Come in tutta la Russia, nel Dopoguerra, anche in Lituania, essere tedeschi era un crimine vietato dal senso comune, punito in classe con le angherie dei compagni, nei luoghi di lavoro con l’esclusione dai posti di responsabilità, in famiglia con la condanna al silenzio. Marianne si guadagnò inizialmente il pane occupandosi degli ultimi nati delle famiglie lituane.

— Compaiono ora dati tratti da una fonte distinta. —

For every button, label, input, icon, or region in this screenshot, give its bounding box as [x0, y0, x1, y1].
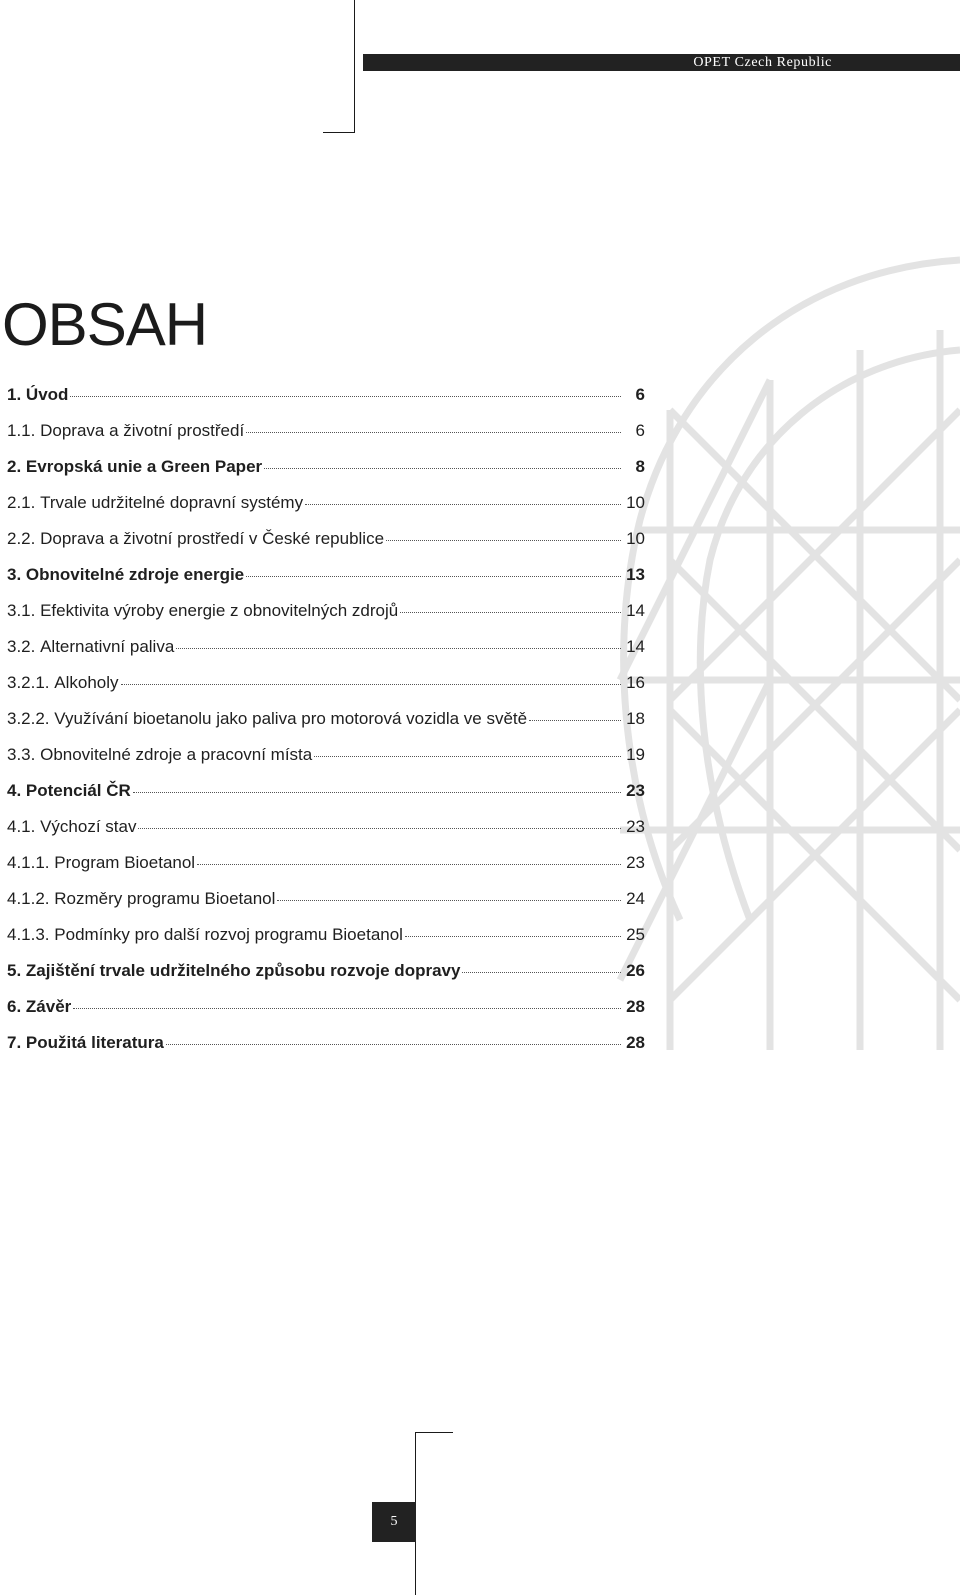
toc-entry-page: 28	[626, 1033, 645, 1052]
toc-entry-page: 10	[626, 493, 645, 512]
toc-entry-number: 3.1.	[7, 601, 36, 620]
toc-entry-page: 23	[626, 781, 645, 800]
toc-entry-title: Zajištění trvale udržitelného způsobu rozvoje dopravy	[25, 961, 461, 980]
toc-entry[interactable]	[0, 953, 645, 989]
toc-entry[interactable]	[0, 557, 645, 593]
toc-entry[interactable]	[0, 917, 645, 953]
toc-entry-page: 26	[626, 961, 645, 980]
toc-entry[interactable]	[0, 845, 645, 881]
toc-entry[interactable]	[0, 989, 645, 1025]
toc-entry-page: 23	[626, 817, 645, 836]
toc-entry-title: Úvod	[25, 385, 69, 404]
toc-entry[interactable]	[0, 665, 645, 701]
toc-entry[interactable]	[0, 521, 645, 557]
header-bar	[363, 54, 960, 71]
toc-dot-leader	[405, 936, 621, 937]
toc-entry-page: 13	[626, 565, 645, 584]
toc-entry-page: 6	[635, 385, 645, 404]
toc-entry-number: 2.	[7, 457, 22, 476]
toc-entry-title: Potenciál ČR	[25, 781, 131, 800]
toc-entry-number: 1.1.	[7, 421, 36, 440]
page-number: 5	[372, 1502, 416, 1542]
toc-entry-number: 1.	[7, 385, 22, 404]
toc-entry-title: Podmínky pro další rozvoj programu Bioetanol	[54, 925, 403, 944]
toc-entry[interactable]	[0, 593, 645, 629]
toc-dot-leader	[462, 972, 621, 973]
toc-dot-leader	[277, 900, 621, 901]
toc-dot-leader	[400, 612, 621, 613]
toc-entry-number: 3.2.2.	[7, 709, 50, 728]
toc-entry-page: 24	[626, 889, 645, 908]
toc-entry-number: 4.1.1.	[7, 853, 50, 872]
toc-dot-leader	[386, 540, 621, 541]
toc-entry-number: 5.	[7, 961, 22, 980]
toc-dot-leader	[176, 648, 621, 649]
toc-entry-page: 6	[635, 421, 645, 440]
toc-entry-number: 2.1.	[7, 493, 36, 512]
toc-entry[interactable]	[0, 1025, 645, 1061]
toc-entry-page: 23	[626, 853, 645, 872]
toc-entry-page: 14	[626, 601, 645, 620]
toc-entry[interactable]	[0, 737, 645, 773]
toc-dot-leader	[246, 576, 621, 577]
toc-entry[interactable]	[0, 701, 645, 737]
header-text: OPET Czech Republic	[693, 55, 832, 70]
toc-entry-number: 2.2.	[7, 529, 36, 548]
toc-entry-number: 3.	[7, 565, 22, 584]
toc-entry[interactable]	[0, 449, 645, 485]
toc-entry[interactable]	[0, 485, 645, 521]
toc-entry-title: Trvale udržitelné dopravní systémy	[40, 493, 304, 512]
toc-dot-leader	[314, 756, 621, 757]
toc-entry-page: 16	[626, 673, 645, 692]
toc-dot-leader	[305, 504, 621, 505]
toc-dot-leader	[133, 792, 621, 793]
toc-entry-title: Program Bioetanol	[54, 853, 196, 872]
toc-entry-title: Doprava a životní prostředí v České republice	[40, 529, 385, 548]
toc-entry[interactable]	[0, 377, 645, 413]
crop-mark-horizontal-bottom	[415, 1432, 453, 1433]
toc-dot-leader	[73, 1008, 621, 1009]
toc-entry-page: 19	[626, 745, 645, 764]
toc-entry-page: 10	[626, 529, 645, 548]
toc-entry-title: Závěr	[25, 997, 72, 1016]
toc-entry-page: 18	[626, 709, 645, 728]
toc-dot-leader	[246, 432, 621, 433]
toc-entry[interactable]	[0, 809, 645, 845]
table-of-contents	[0, 377, 645, 1061]
toc-entry-number: 4.	[7, 781, 22, 800]
toc-entry-title: Alternativní paliva	[40, 637, 175, 656]
background-watermark	[600, 230, 960, 1050]
crop-mark-vertical-top	[354, 0, 355, 133]
toc-dot-leader	[197, 864, 621, 865]
toc-entry-number: 6.	[7, 997, 22, 1016]
toc-dot-leader	[70, 396, 621, 397]
toc-entry-page: 14	[626, 637, 645, 656]
toc-entry-page: 8	[635, 457, 645, 476]
toc-dot-leader	[529, 720, 621, 721]
toc-dot-leader	[121, 684, 621, 685]
toc-entry[interactable]	[0, 773, 645, 809]
toc-entry-title: Alkoholy	[54, 673, 119, 692]
toc-entry-title: Obnovitelné zdroje a pracovní místa	[40, 745, 313, 764]
crop-mark-horizontal-top	[323, 132, 355, 133]
toc-entry-title: Evropská unie a Green Paper	[25, 457, 263, 476]
toc-entry-title: Efektivita výroby energie z obnovitelných zdrojů	[40, 601, 399, 620]
toc-entry-number: 7.	[7, 1033, 22, 1052]
toc-dot-leader	[264, 468, 621, 469]
toc-entry-title: Rozměry programu Bioetanol	[54, 889, 276, 908]
toc-entry-number: 4.1.	[7, 817, 36, 836]
toc-entry-title: Použitá literatura	[25, 1033, 164, 1052]
toc-entry[interactable]	[0, 413, 645, 449]
toc-entry-number: 3.3.	[7, 745, 36, 764]
toc-entry-number: 4.1.2.	[7, 889, 50, 908]
toc-entry-number: 3.2.	[7, 637, 36, 656]
toc-entry-title: Obnovitelné zdroje energie	[25, 565, 245, 584]
toc-dot-leader	[166, 1044, 621, 1045]
toc-entry[interactable]	[0, 881, 645, 917]
toc-entry-number: 4.1.3.	[7, 925, 50, 944]
toc-entry-page: 25	[626, 925, 645, 944]
toc-entry-number: 3.2.1.	[7, 673, 50, 692]
page-title: OBSAH	[2, 291, 208, 358]
toc-entry[interactable]	[0, 629, 645, 665]
toc-entry-title: Využívání bioetanolu jako paliva pro motorová vozidla ve světě	[54, 709, 528, 728]
toc-entry-title: Výchozí stav	[40, 817, 137, 836]
toc-entry-page: 28	[626, 997, 645, 1016]
toc-entry-title: Doprava a životní prostředí	[40, 421, 245, 440]
toc-dot-leader	[138, 828, 621, 829]
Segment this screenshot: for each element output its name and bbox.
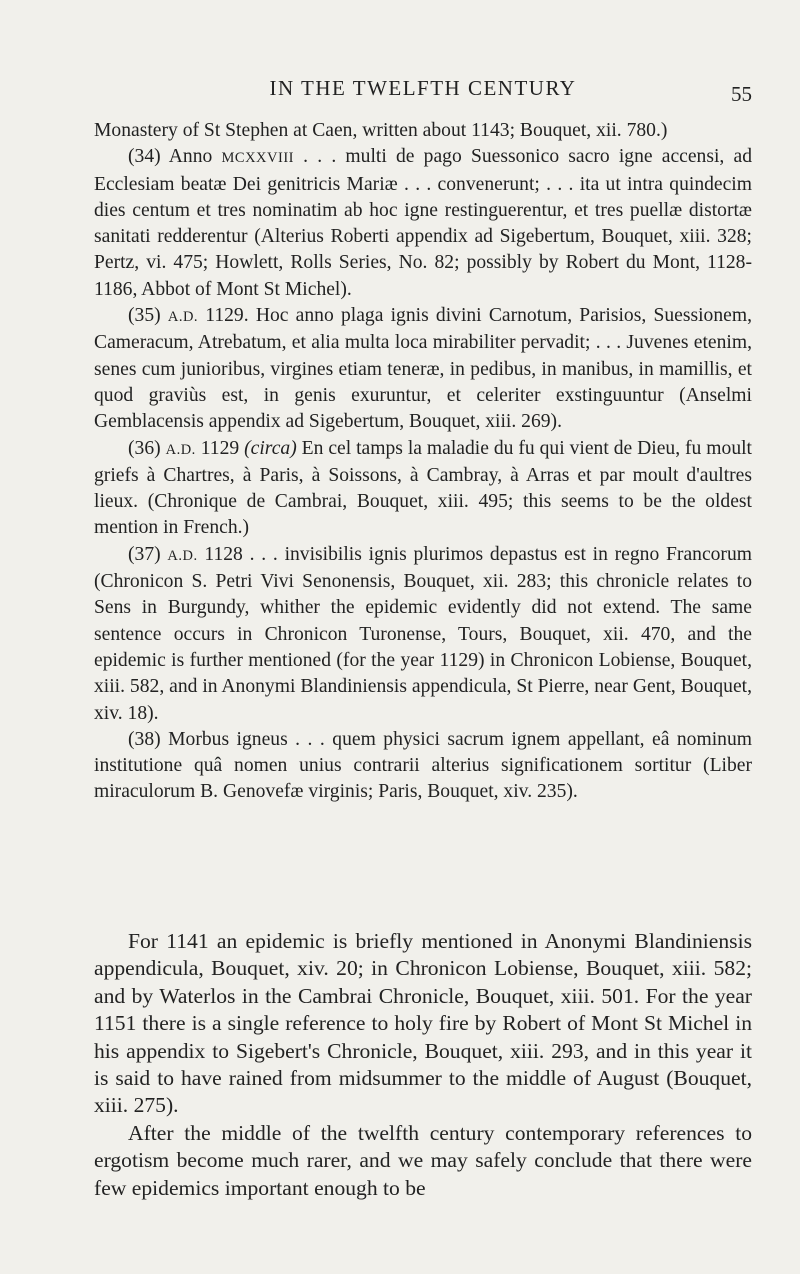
entry-date-value: 1129 <box>200 437 240 459</box>
running-head <box>94 76 752 104</box>
entry-text: . . . multi de pago Suessonico sacro igne accensi, ad Ecclesiam beatæ Dei genitricis Mariæ . . . convenerunt; . . . ita ut intra quindecim dies centum et tres nominatim ab hoc igne restinguerentur, et tres puellæ distortæ sanitati redderentur (Alterius Roberti appendix ad Sigebertum, Bouquet, xiii. 328; Pertz, vi. 475; Howlett, Rolls Series, No. 82; possibly by Robert du Mont, 1128-1186, Abbot of Mont St Michel). <box>94 146 752 300</box>
page-number: 55 <box>731 82 752 106</box>
entry-date-label: Anno <box>168 146 213 168</box>
entry-date-value: MCXXVIII <box>221 150 294 167</box>
entry-number: (38) <box>128 728 161 750</box>
entry-number: (35) <box>128 305 161 327</box>
entry-date-value: 1129. <box>205 305 249 327</box>
main-text <box>94 928 752 1202</box>
entry-date-label: A.D. <box>167 547 198 564</box>
entry-date-label: A.D. <box>167 309 199 326</box>
body-paragraph: For 1141 an epidemic is briefly mentioned in Anonymi Blandiniensis appendicula, Bouquet, xiv. 20; in Chronicon Lobiense, Bouquet, xiii. 582; and by Waterlos in the Cambrai Chronicle, Bouquet, xiii. 501. For the year 1151 there is a single reference to holy fire by Robert of Mont St Michel in his appendix to Sigebert's Chronicle, Bouquet, xiii. 293, and in this year it is said to have rained from midsummer to the middle of August (Bouquet, xiii. 275). <box>94 929 752 1118</box>
body-paragraph: After the middle of the twelfth century contemporary references to ergotism become much rarer, and we may safely conclude that there were few epidemics important enough to be <box>94 1120 752 1200</box>
entry-number: (34) <box>128 146 161 168</box>
note-entry-35 <box>94 303 752 435</box>
entry-date-label: A.D. <box>165 441 196 458</box>
entry-date-value: 1128 <box>204 543 243 565</box>
note-entry-34 <box>94 144 752 303</box>
entry-number: (36) <box>128 437 161 459</box>
entry-text: Hoc anno plaga ignis divini Carnotum, Parisios, Suessionem, Cameracum, Atrebatum, et alia multa loca mirabiliter pervadit; . . . Juvenes etenim, senes cum junioribus, virgines etiam teneræ, in pedibus, in manibus, in mamillis, et quod graviùs est, in genis exuruntur, et celeriter exstinguuntur (Anselmi Gemblacensis appendix ad Sigebertum, Bouquet, xiii. 269). <box>94 305 752 433</box>
note-entry-37 <box>94 542 752 727</box>
entry-text: . . . invisibilis ignis plurimos depastus est in regno Francorum (Chronicon S. Petri Vivi Senonensis, Bouquet, xii. 283; this chronicle relates to Sens in Burgundy, whither the epidemic evidently did not extend. The same sentence occurs in Chronicon Turonense, Tours, Bouquet, xii. 470, and the epidemic is further mentioned (for the year 1129) in Chronicon Lobiense, Bouquet, xiii. 582, and in Anonymi Blandiniensis appendicula, St Pierre, near Gent, Bouquet, xiv. 18). <box>94 543 752 724</box>
running-title: IN THE TWELFTH CENTURY <box>269 76 577 100</box>
entry-text: En cel tamps la maladie du fu qui vient de Dieu, fu moult griefs à Chartres, à Paris, à Soissons, à Cambray, à Arras et par moult d'aultres lieux. (Chronique de Cambrai, Bouquet, xiii. 495; this seems to be the oldest mention in French.) <box>94 437 752 539</box>
source-notes <box>94 118 752 806</box>
entry-italic-note: (circa) <box>244 437 297 459</box>
entry-number: (37) <box>128 543 161 565</box>
note-entry-36 <box>94 436 752 542</box>
note-continuation: Monastery of St Stephen at Caen, written about 1143; Bouquet, xii. 780.) <box>94 120 668 141</box>
note-entry-38 <box>94 727 752 806</box>
entry-text: Morbus igneus . . . quem physici sacrum ignem appellant, eâ nominum institutione quâ nomen unius contrarii alterius significationem sortitur (Liber miraculorum B. Genovefæ virginis; Paris, Bouquet, xiv. 235). <box>94 728 752 803</box>
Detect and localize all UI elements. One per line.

Poi imparò la lingua, si procurò dei nuovi documenti e divenne “lituana”. Si sposò con un lituano ed è rimasta a vivere a Klaipėda.

 

[…] Finalmente mi trovo sulla costa difronte al mare aperto: il Mar Baltico, il “mare rinserrato”, come lo ha definito Tomas Venclova. E il suo amico Josif Brodskij, nel 1989, lo descrisse così: “Il Mar Baltico ha un paesaggio monocromatico, in esso dominano i toni del grigio e della foschia, ovvero semplicemente la luce del cielo che viene cantato fino all’oscurità”. Percorro su e giù la costa. Salto decisamente la località di villeggiatura di Palanga, piena zeppa di alberghi e locali al neon, che è anche il paradiso dell’ambra, con tanto di museo. Non mi è mai piaciuta l’ambra, che in lituano si chiama gintaras (sole che splende). Quando viene trasformata in gioiello la trovo volgare e un po’ roba da nonne. E poi mi ricorda le disgustose caramelle d’orzo. L’unica ambra che apprezzo è quella considerata ‘impura’: quando la goccia di resina fossile ha imprigionato per l’eternità un piccolo insetto o una foglia, perché mi ricorda gli esperimenti di biologia che facevo da ragazzino con l’agar-agar.

 

Vado una decina di chilometri a nord, ancora più vicino al confine con la Lettonia, nel piccolo paese di Šventoj dove è stato ricostruito un millenario luogo di culto pagano che fungeva anche da paleo-osservatorio astronomico per quegli arruffati abitanti che veneravano il Sole rintanati tra le alte dune, cibandosi di corvi (come i pescatori di Nida) e uova di gabbiano. Nelle vicinanze evito anche il museo della Guerra fredda che mostra i bunker e i quattro silos sotterranei dove i sovietici tenevano i missili R-12 armati con testate nucleari, pronti al lancio. Mi è difficile comprendere che attrazione possa essere oggi per i turisti, se non il brivido nell’immaginare che da lì, anche soltanto per un errore di valutazione delle immagini sui radar, poteva partire la distruzione del mondo. Non manco però di fermarmi a mangiare nei pressi, in una piccola bettola, con traballanti tavoli all’esterno causa pandemia, un altro tipo di “missili”: le lunghe e pesanti salsicce vedarai, budello di maiale ripieno solo di purè di patate, con un’esagerazione di burro.